Tuesday, February 14, 2017

Nuggets

Don't be a nozzle!
Tiny Equus africanus asinus
Creative Commons Wikipedia
Note: It seems to me that Roderick Robinson's comments are more interesting than the post. So maybe you should read them!

I've been researching such interesting topics as  total depravity, unconditional election, limited atonement, irresistible grace and so on, hanging with Calvin and the reformed tradition, hanging with Puritans and Separatists. All for the sake of my current novel.

Though in the past I've done lots of reading in seventeenth-century writings, this time I need to understand the theological underpinnings a bit better so I can understand worldview of characters. I'm finding my head a bit hard when it comes to Calvin, Bucer, Bullinger, etc. vs. modern-day "Calvinism."

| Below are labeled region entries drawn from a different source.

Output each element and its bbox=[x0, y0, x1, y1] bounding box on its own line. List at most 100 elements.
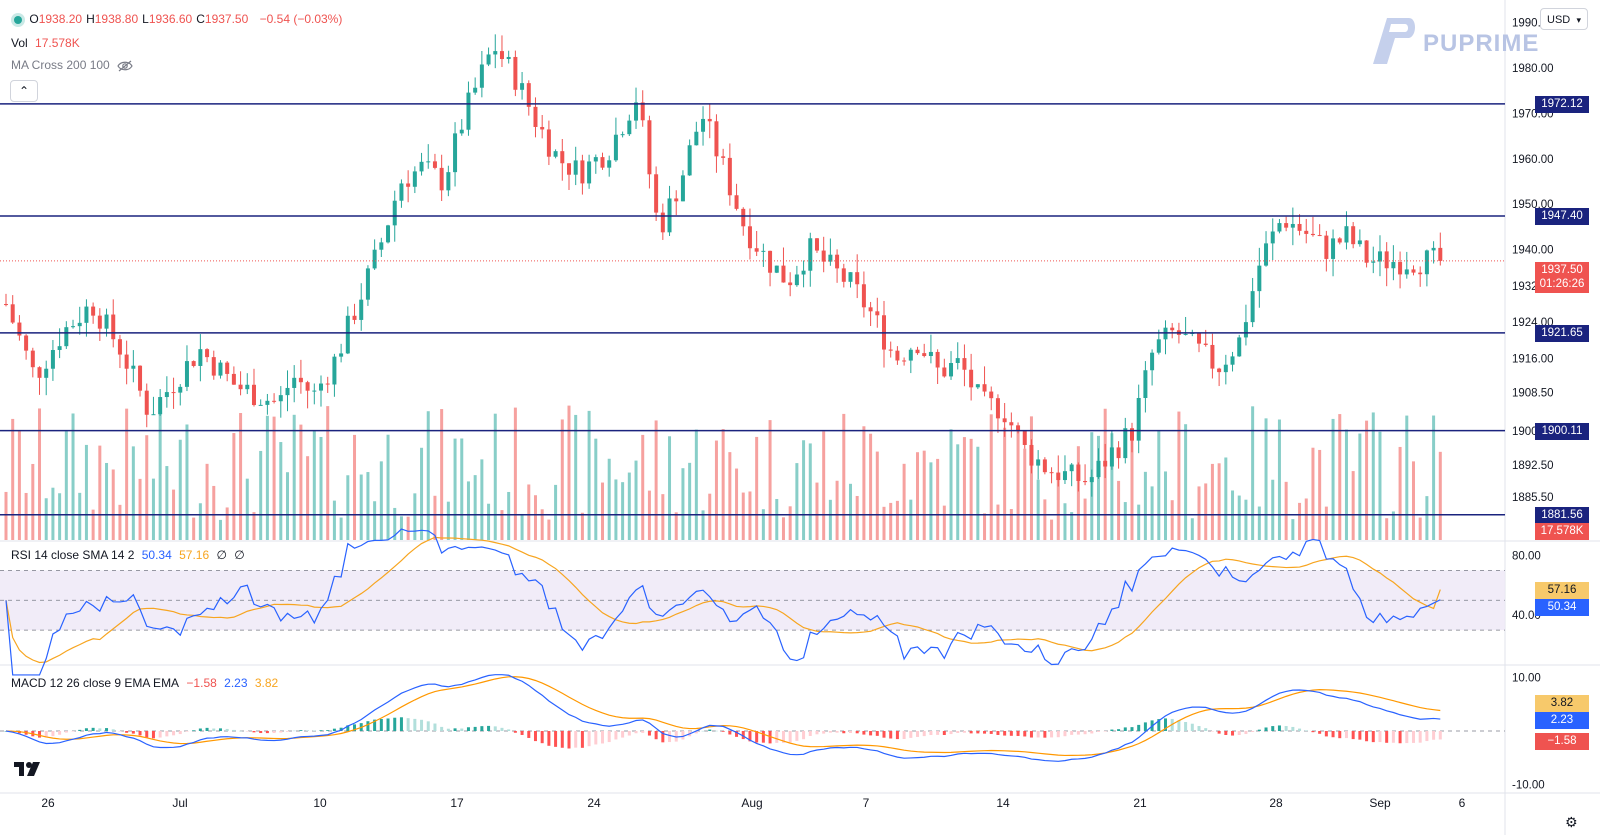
volume-tag: 17.578K bbox=[1535, 523, 1589, 540]
macd-histogram-bar bbox=[1217, 731, 1221, 734]
candle-body bbox=[392, 200, 397, 226]
candle-body bbox=[855, 272, 860, 285]
candle-body bbox=[144, 390, 149, 415]
macd-line bbox=[5, 674, 1441, 762]
volume-bar bbox=[1311, 447, 1315, 540]
tradingview-logo[interactable] bbox=[14, 760, 44, 778]
volume-bar bbox=[1284, 481, 1288, 540]
volume-bar bbox=[1197, 486, 1201, 540]
macd-histogram-bar bbox=[473, 726, 477, 731]
candle-body bbox=[272, 400, 277, 402]
macd-histogram-bar bbox=[265, 731, 269, 734]
macd-histogram-bar bbox=[51, 731, 55, 737]
candle-body bbox=[138, 365, 143, 391]
macd-histogram-bar bbox=[1318, 731, 1322, 734]
candle-body bbox=[902, 360, 907, 362]
volume-bar bbox=[895, 500, 899, 540]
currency-selector[interactable]: USD ▾ bbox=[1540, 8, 1588, 30]
candle-body bbox=[332, 356, 337, 385]
macd-histogram-bar bbox=[440, 726, 444, 731]
volume-bar bbox=[1425, 496, 1429, 540]
candle-body bbox=[37, 367, 42, 378]
candle-body bbox=[1089, 477, 1094, 483]
volume-bar bbox=[420, 447, 424, 540]
candle-body bbox=[1297, 223, 1302, 231]
candle-body bbox=[1197, 332, 1202, 344]
macd-histogram-bar bbox=[1056, 731, 1060, 738]
ma-cross-label: MA Cross 200 100 bbox=[11, 58, 110, 72]
volume-bar bbox=[761, 509, 765, 540]
candle-body bbox=[191, 361, 196, 366]
volume-bar bbox=[688, 462, 692, 540]
macd-histogram-bar bbox=[1257, 729, 1261, 731]
candle-body bbox=[835, 254, 840, 269]
ohlc-value-O: 1938.20 bbox=[38, 12, 83, 26]
macd-tick-label: 10.00 bbox=[1512, 672, 1541, 684]
volume-bar bbox=[976, 446, 980, 540]
volume-bar bbox=[1217, 463, 1221, 540]
macd-histogram-bar bbox=[748, 731, 752, 742]
macd-histogram-bar bbox=[1438, 731, 1442, 740]
volume-bar bbox=[554, 484, 558, 540]
candle-body bbox=[1304, 230, 1309, 234]
macd-histogram-bar bbox=[71, 731, 75, 732]
ma-legend[interactable]: MA Cross 200 100 bbox=[11, 58, 133, 72]
rsi-line bbox=[5, 528, 1441, 676]
macd-histogram-bar bbox=[38, 731, 42, 738]
macd-histogram-bar bbox=[654, 731, 658, 740]
macd-histogram-bar bbox=[641, 731, 645, 733]
volume-bar bbox=[1150, 486, 1154, 540]
volume-bar bbox=[466, 481, 470, 540]
candle-body bbox=[10, 304, 15, 323]
macd-histogram-bar bbox=[138, 731, 142, 736]
macd-histogram-bar bbox=[218, 728, 222, 731]
volume-bar bbox=[735, 468, 739, 540]
volume-bar bbox=[1029, 416, 1033, 540]
volume-bar bbox=[1143, 471, 1147, 540]
macd-histogram-bar bbox=[1385, 731, 1389, 743]
volume-bar bbox=[426, 411, 430, 540]
volume-bar bbox=[1036, 479, 1040, 540]
macd-histogram-bar bbox=[1291, 726, 1295, 731]
macd-histogram-bar bbox=[480, 726, 484, 731]
candle-body bbox=[607, 160, 612, 168]
volume-bar bbox=[332, 500, 336, 540]
macd-histogram-bar bbox=[862, 731, 866, 735]
macd-histogram-bar bbox=[983, 731, 987, 734]
macd-histogram-bar bbox=[299, 730, 303, 731]
candle-body bbox=[171, 392, 176, 394]
macd-hist-value: −1.58 bbox=[186, 676, 217, 690]
gear-icon[interactable]: ⚙ bbox=[1565, 814, 1578, 830]
ohlc-label-H: H bbox=[86, 12, 95, 26]
volume-bar bbox=[681, 468, 685, 540]
macd-histogram-bar bbox=[433, 723, 437, 731]
volume-bar bbox=[1244, 499, 1248, 540]
candle-body bbox=[352, 315, 357, 320]
candle-body bbox=[694, 131, 699, 146]
candle-body bbox=[1277, 223, 1282, 232]
volume-bar bbox=[366, 472, 370, 540]
candle-body bbox=[1237, 337, 1242, 357]
time-tick-label: 14 bbox=[996, 796, 1010, 810]
candle-body bbox=[359, 299, 364, 320]
candle-body bbox=[1210, 344, 1215, 369]
candle-body bbox=[97, 315, 102, 329]
candle-body bbox=[225, 362, 230, 374]
volume-bar bbox=[500, 510, 504, 540]
macd-histogram-bar bbox=[842, 731, 846, 734]
macd-histogram-bar bbox=[781, 731, 785, 743]
macd-histogram-bar bbox=[580, 731, 584, 748]
volume-bar bbox=[279, 442, 283, 540]
price-tick-label: 1916.00 bbox=[1512, 353, 1554, 365]
candle-body bbox=[158, 397, 163, 415]
candle-body bbox=[238, 384, 243, 390]
macd-histogram-bar bbox=[554, 731, 558, 747]
ohlc-legend: O1938.20 H1938.80 L1936.60 C1937.50 −0.54 (… bbox=[14, 12, 346, 26]
candle-body bbox=[1418, 272, 1423, 275]
collapse-legend-button[interactable]: ⌃ bbox=[10, 80, 38, 102]
eye-off-icon[interactable] bbox=[117, 60, 133, 72]
candle-body bbox=[660, 212, 665, 233]
macd-histogram-bar bbox=[594, 731, 598, 745]
macd-histogram-bar bbox=[567, 731, 571, 749]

And I've also found lots of curious nuggets along the way. Some of my favorites are words.

How about nazzle?
A "ludicrous diminutive of ass."

Or niffle-naffle?
To trifle and play with one's work.

I like the old word for marzipan. March-pane or marchpane. A still-popular confection of sugar or honey and almond meal. “To make Marchpane to Ice and Gild, and garnish it according to Art. Take Almonds, and blanch them out of seething water, and beat them till they come to a fine paste in a stone Mortar, then take fine searsed sugar, and so beat it altogether till it come to a prefect paste, putting in now and then a spoonful of Rose-water, to keep it from oyling; then cover your Marchpane with a sheet of paper as big as a Charger, then cut it round by that Charger, and set an edge about it as about a Tart, then bottom it with Wafers, then bake it in an Oven, or in a Baking-pan, and when it is hard and dry, take it out of the Oven, and ice it with Rose-water and Sugar, and the white of an Egg, being as thick as butter, and spread it over thin with two or three feathers; and then put it into the Oven again, and when you see it rise high and white, take it out again and garnish it with some pretty conceit, and stick some long Comfits upright in it, so gild it, then strow Biskets and Carrawayes on it. If your Marchpane be Oyly in beating, then put to it as much Rose-water as will make it almost as thin as to ice.”  (A Queens Delight also has a recipe to make marchpane “look like Collops of Bacon.”) From A QUEENS Delight; OR, The Art of Preserving, Conserving and Candying. As also A right Knowledge of making Perfumes, and Distilling the most Excellent Waters. Never before Published. London, Printed by E. Tyler, and R. Holt, for Nath. Brooke, at the Angel in Corn-Hill, near the Royal Exchange. 1671.

Or how about lollop? To lounge about, to saunter (but heavily!)